Daisy looked at Oliver, at Xeris, at Delia, all three watching her from across the square.
She smiled, bitter. “Anywhere he doesn’t expect.”
They sat as darkness fell, willow roots aglow with ethereal blue, casting wavering patterns across mud-soaked stones and the battered remains of the square. The soft luminescence seemed to press outward, cloaking the survivors in a hush that almost, but not quite, felt safe. Yet beneath this fragile calm, the air seethed with sensory reminders of recent violence: the acrid bite of smoke tainted with burnt flesh, the sharp metallic tang of blood lingering stubbornly at the back of the throat, and the cloying, damp heaviness of rain-sodden earth. The chain in Daisy’s blood went quiet for a moment, but the hush was never whole; even beauty trembled with menace.
She knew tomorrow would be worse than the war wasn’t over, not by a long shot.
But tonight, the story belonged to her.
That night, Daisy dreamed of the city—not a ruin, but alive. In her vision, the streets brimmed with people she had never met, faces blurred, hands outstretched. She stood on a dais at the center, the locket heavy at her throat, the chain in her blood humming. Behind her, the Emperor watched, his eyes bright with hunger. When Daisy met his gaze, a jolt of fear and recognition flooded her. He was not just watching, but searching for something inside her, some hunger that echoed his own. In that moment, Daisy understood that her internal struggle was not merely about resisting the Emperor, but about confronting the power within herself. Shame at her own capacity for ambition and defiance at the thought of losing her independence coiled within her, caught between the intoxicating lure of the chain’s strength and the values she still wished to uphold. The image left Daisy reeling, the choice already looming—would she surrender to the chain’s power, risking the loss of her identity for the strength needed to fulfill her promises, or restrain herself and risk failing those she loved? If she allowed herself to embrace the chain, she feared becoming like the Emperor—formidable, yet emptied of compassion—or she might find a path to wield her power without losing herself. She recognized that, eventually, she would face the decision of how much of her own nature to sacrifice and at what cost to achieve liberation. The Emperor’s hunger thus appeared as both a warning and a challenge, compelling Daisy to examine the depths of her own dilemma.
She turned to face him.
He smiled, and she saw herself reflected in his teeth.
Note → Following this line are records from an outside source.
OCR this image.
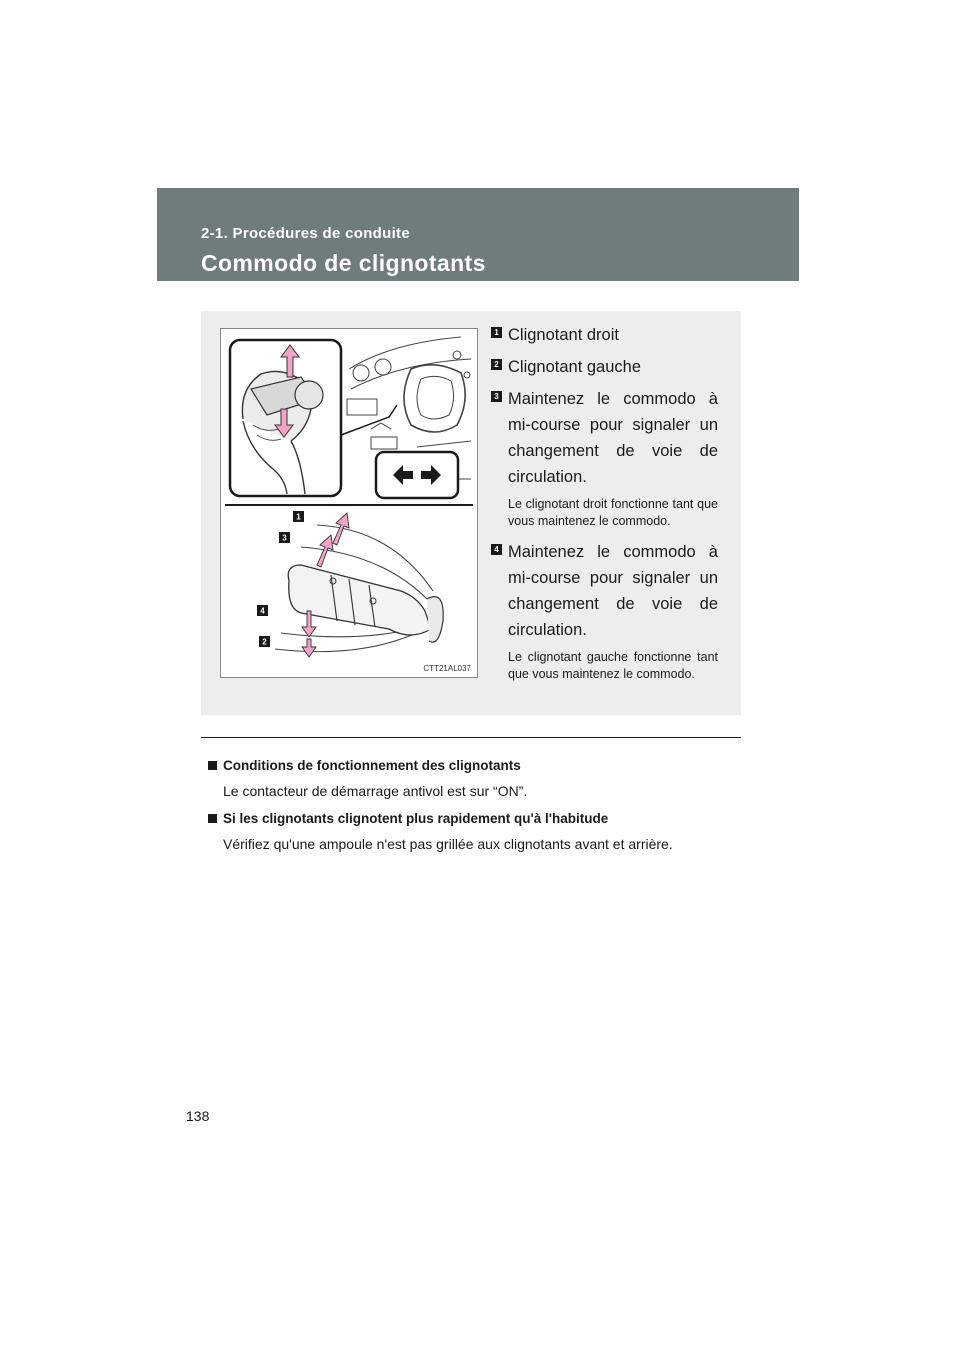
2-1. Procédures de conduite
Commodo de clignotants
1
3
4
2
CTT21AL037
1 Clignotant droit
2 Clignotant gauche
3 Maintenez le commodo à mi-course pour signaler un changement de voie de circulation.
Le clignotant droit fonctionne tant que vous maintenez le commodo.
4 Maintenez le commodo à mi-course pour signaler un changement de voie de circulation.
Le clignotant gauche fonctionne tant que vous maintenez le commodo.
Conditions de fonctionnement des clignotants
Le contacteur de démarrage antivol est sur “ON”.
Si les clignotants clignotent plus rapidement qu'à l'habitude
Vérifiez qu'une ampoule n'est pas grillée aux clignotants avant et arrière.
138
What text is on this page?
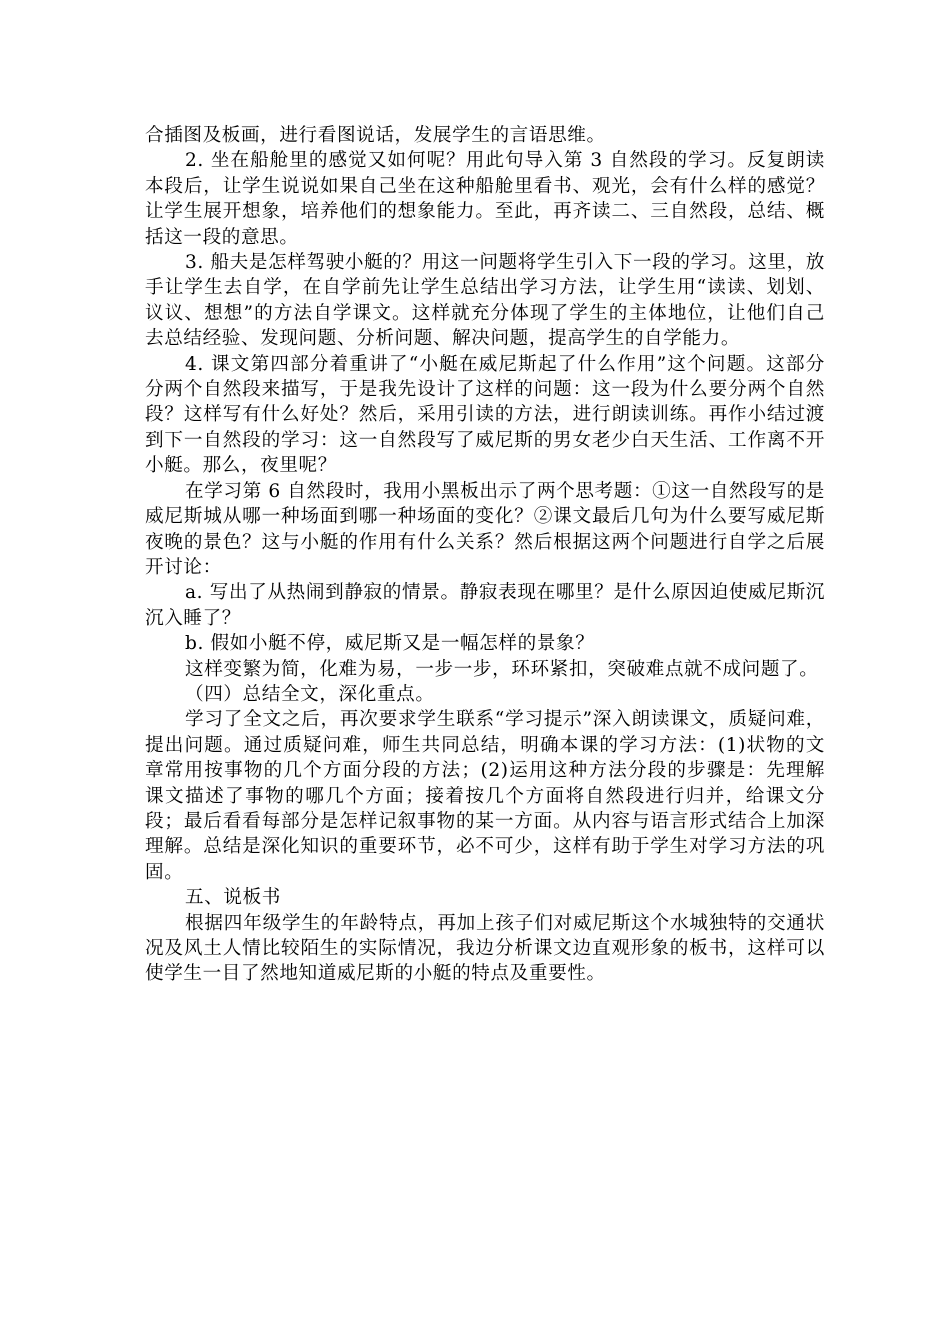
合插图及板画，进行看图说话，发展学生的言语思维。

2. 坐在船舱里的感觉又如何呢？用此句导入第 3 自然段的学习。反复朗读本段后，让学生说说如果自己坐在这种船舱里看书、观光，会有什么样的感觉？让学生展开想象，培养他们的想象能力。至此，再齐读二、三自然段，总结、概括这一段的意思。

3. 船夫是怎样驾驶小艇的？用这一问题将学生引入下一段的学习。这里，放手让学生去自学，在自学前先让学生总结出学习方法，让学生用“读读、划划、议议、想想”的方法自学课文。这样就充分体现了学生的主体地位，让他们自己去总结经验、发现问题、分析问题、解决问题，提高学生的自学能力。

4. 课文第四部分着重讲了“小艇在威尼斯起了什么作用”这个问题。这部分分两个自然段来描写，于是我先设计了这样的问题：这一段为什么要分两个自然段？这样写有什么好处？然后，采用引读的方法，进行朗读训练。再作小结过渡到下一自然段的学习：这一自然段写了威尼斯的男女老少白天生活、工作离不开小艇。那么，夜里呢？

在学习第 6 自然段时，我用小黑板出示了两个思考题：①这一自然段写的是威尼斯城从哪一种场面到哪一种场面的变化？②课文最后几句为什么要写威尼斯夜晚的景色？这与小艇的作用有什么关系？然后根据这两个问题进行自学之后展开讨论：

a. 写出了从热闹到静寂的情景。静寂表现在哪里？是什么原因迫使威尼斯沉沉入睡了？

b. 假如小艇不停，威尼斯又是一幅怎样的景象？

这样变繁为简，化难为易，一步一步，环环紧扣，突破难点就不成问题了。

（四）总结全文，深化重点。

学习了全文之后，再次要求学生联系“学习提示”深入朗读课文，质疑问难，提出问题。通过质疑问难，师生共同总结，明确本课的学习方法：(1)状物的文章常用按事物的几个方面分段的方法；(2)运用这种方法分段的步骤是：先理解课文描述了事物的哪几个方面；接着按几个方面将自然段进行归并，给课文分段；最后看看每部分是怎样记叙事物的某一方面。从内容与语言形式结合上加深理解。总结是深化知识的重要环节，必不可少，这样有助于学生对学习方法的巩固。

五、说板书

根据四年级学生的年龄特点，再加上孩子们对威尼斯这个水城独特的交通状况及风土人情比较陌生的实际情况，我边分析课文边直观形象的板书，这样可以使学生一目了然地知道威尼斯的小艇的特点及重要性。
Wake up, Daisy told herself.
When she did, the world was unchanged, but the chain’s music was different—less a dirge, more a promise.
In the morning, she slipped out of bed and found Oliver waiting in the yard. He handed her a cup of something hot, and their fingers lingered a little too long.
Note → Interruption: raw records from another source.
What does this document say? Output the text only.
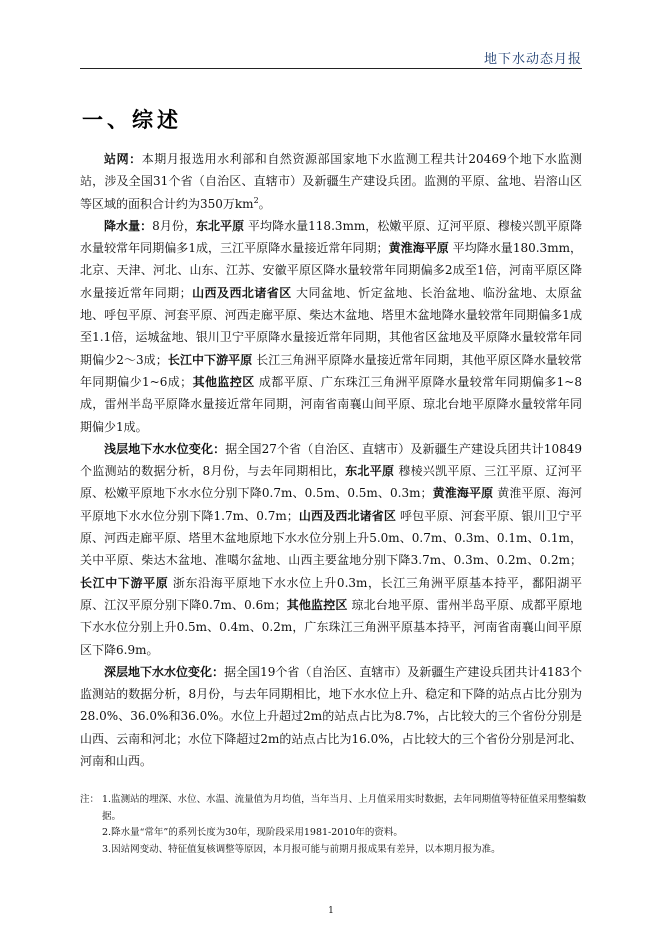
地下水动态月报
一、综述

站网：本期月报选用水利部和自然资源部国家地下水监测工程共计20469个地下水监测站，涉及全国31个省（自治区、直辖市）及新疆生产建设兵团。监测的平原、盆地、岩溶山区等区域的面积合计约为350万$km^2$。

降水量：8月份，东北平原 平均降水量118.3mm，松嫩平原、辽河平原、穆棱兴凯平原降水量较常年同期偏多1成，三江平原降水量接近常年同期；黄淮海平原 平均降水量180.3mm，北京、天津、河北、山东、江苏、安徽平原区降水量较常年同期偏多2成至1倍，河南平原区降水量接近常年同期；山西及西北诸省区 大同盆地、忻定盆地、长治盆地、临汾盆地、太原盆地、呼包平原、河套平原、河西走廊平原、柴达木盆地、塔里木盆地降水量较常年同期偏多1成至1.1倍，运城盆地、银川卫宁平原降水量接近常年同期，其他省区盆地及平原降水量较常年同期偏少2～3成；长江中下游平原 长江三角洲平原降水量接近常年同期，其他平原区降水量较常年同期偏少1~6成；其他监控区 成都平原、广东珠江三角洲平原降水量较常年同期偏多1~8成，雷州半岛平原降水量接近常年同期，河南省南襄山间平原、琼北台地平原降水量较常年同期偏少1成。

浅层地下水水位变化：据全国27个省（自治区、直辖市）及新疆生产建设兵团共计10849个监测站的数据分析，8月份，与去年同期相比，东北平原 穆棱兴凯平原、三江平原、辽河平原、松嫩平原地下水水位分别下降0.7m、0.5m、0.5m、0.3m；黄淮海平原 黄淮平原、海河平原地下水水位分别下降1.7m、0.7m；山西及西北诸省区 呼包平原、河套平原、银川卫宁平原、河西走廊平原、塔里木盆地原地下水水位分别上升5.0m、0.7m、0.3m、0.1m、0.1m，关中平原、柴达木盆地、准噶尔盆地、山西主要盆地分别下降3.7m、0.3m、0.2m、0.2m；长江中下游平原 浙东沿海平原地下水水位上升0.3m，长江三角洲平原基本持平，鄱阳湖平原、江汉平原分别下降0.7m、0.6m；其他监控区 琼北台地平原、雷州半岛平原、成都平原地下水水位分别上升0.5m、0.4m、0.2m，广东珠江三角洲平原基本持平，河南省南襄山间平原区下降6.9m。

深层地下水水位变化：据全国19个省（自治区、直辖市）及新疆生产建设兵团共计4183个监测站的数据分析，8月份，与去年同期相比，地下水水位上升、稳定和下降的站点占比分别为28.0%、36.0%和36.0%。水位上升超过2m的站点占比为8.7%，占比较大的三个省份分别是山西、云南和河北；水位下降超过2m的站点占比为16.0%，占比较大的三个省份分别是河北、河南和山西。

注： 1.监测站的埋深、水位、水温、流量值为月均值，当年当月、上月值采用实时数据，去年同期值等特征值采用整编数据。
2.降水量“常年”的系列长度为30年，现阶段采用1981-2010年的资料。
3.因站网变动、特征值复核调整等原因，本月报可能与前期月报成果有差异，以本期月报为准。
1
Xeris appeared on the porch, his wounds bound, hair wild, a devil-may-care glint in his eye.
Delia emerged last, eyes puffy but steady.
They stood together, four against the world, the valley still and cold around them as Daisy saw it then.
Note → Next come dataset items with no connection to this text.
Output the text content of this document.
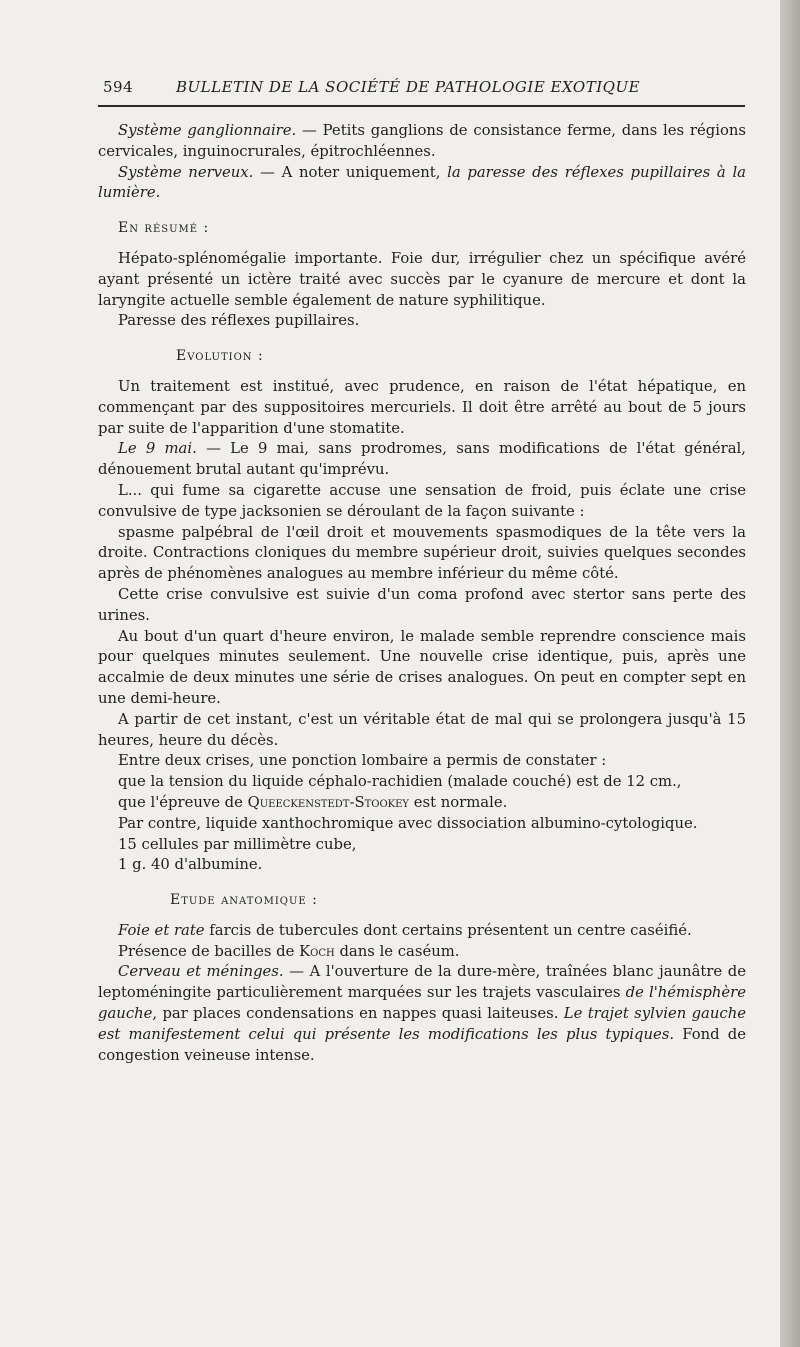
594	BULLETIN DE LA SOCIÉTÉ DE PATHOLOGIE EXOTIQUE

Système ganglionnaire. — Petits ganglions de consistance ferme, dans les régions cervicales, inguinocrurales, épitrochléennes.

Système nerveux. — A noter uniquement, la paresse des réflexes pupillaires à la lumière.

En résumé :

Hépato-splénomégalie importante. Foie dur, irrégulier chez un spécifique avéré ayant présenté un ictère traité avec succès par le cyanure de mercure et dont la laryngite actuelle semble également de nature syphilitique.

Paresse des réflexes pupillaires.

Evolution :

Un traitement est institué, avec prudence, en raison de l'état hépatique, en commençant par des suppositoires mercuriels. Il doit être arrêté au bout de 5 jours par suite de l'apparition d'une stomatite.

Le 9 mai. — Le 9 mai, sans prodromes, sans modifications de l'état général, dénouement brutal autant qu'imprévu.

L... qui fume sa cigarette accuse une sensation de froid, puis éclate une crise convulsive de type jacksonien se déroulant de la façon suivante :

spasme palpébral de l'œil droit et mouvements spasmodiques de la tête vers la droite. Contractions cloniques du membre supérieur droit, suivies quelques secondes après de phénomènes analogues au membre inférieur du même côté.

Cette crise convulsive est suivie d'un coma profond avec stertor sans perte des urines.

Au bout d'un quart d'heure environ, le malade semble reprendre conscience mais pour quelques minutes seulement. Une nouvelle crise identique, puis, après une accalmie de deux minutes une série de crises analogues. On peut en compter sept en une demi-heure.

A partir de cet instant, c'est un véritable état de mal qui se prolongera jusqu'à 15 heures, heure du décès.

Entre deux crises, une ponction lombaire a permis de constater :

que la tension du liquide céphalo-rachidien (malade couché) est de 12 cm.,

que l'épreuve de Queeckenstedt-Stookey est normale.

Par contre, liquide xanthochromique avec dissociation albumino-cytologique.

15 cellules par millimètre cube,

1 g. 40 d'albumine.

Etude anatomique :

Foie et rate farcis de tubercules dont certains présentent un centre caséifié.

Présence de bacilles de Koch dans le caséum.

Cerveau et méninges. — A l'ouverture de la dure-mère, traînées blanc jaunâtre de leptoméningite particulièrement marquées sur les trajets vasculaires de l'hémisphère gauche, par places condensations en nappes quasi laiteuses. Le trajet sylvien gauche est manifestement celui qui présente les modifications les plus typiques. Fond de congestion veineuse intense.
Daisy cracked a smile. “Let’s see if we can’t do better this time.”
As she looked at her friends and the broken valley beyond, the question echoed in her mind: What would it truly cost to do better, and who would they be when the reckoning ended?
The others nodded, and for a moment, she believed it.
They walked out into dawn, into the end of the world, and whatever came next.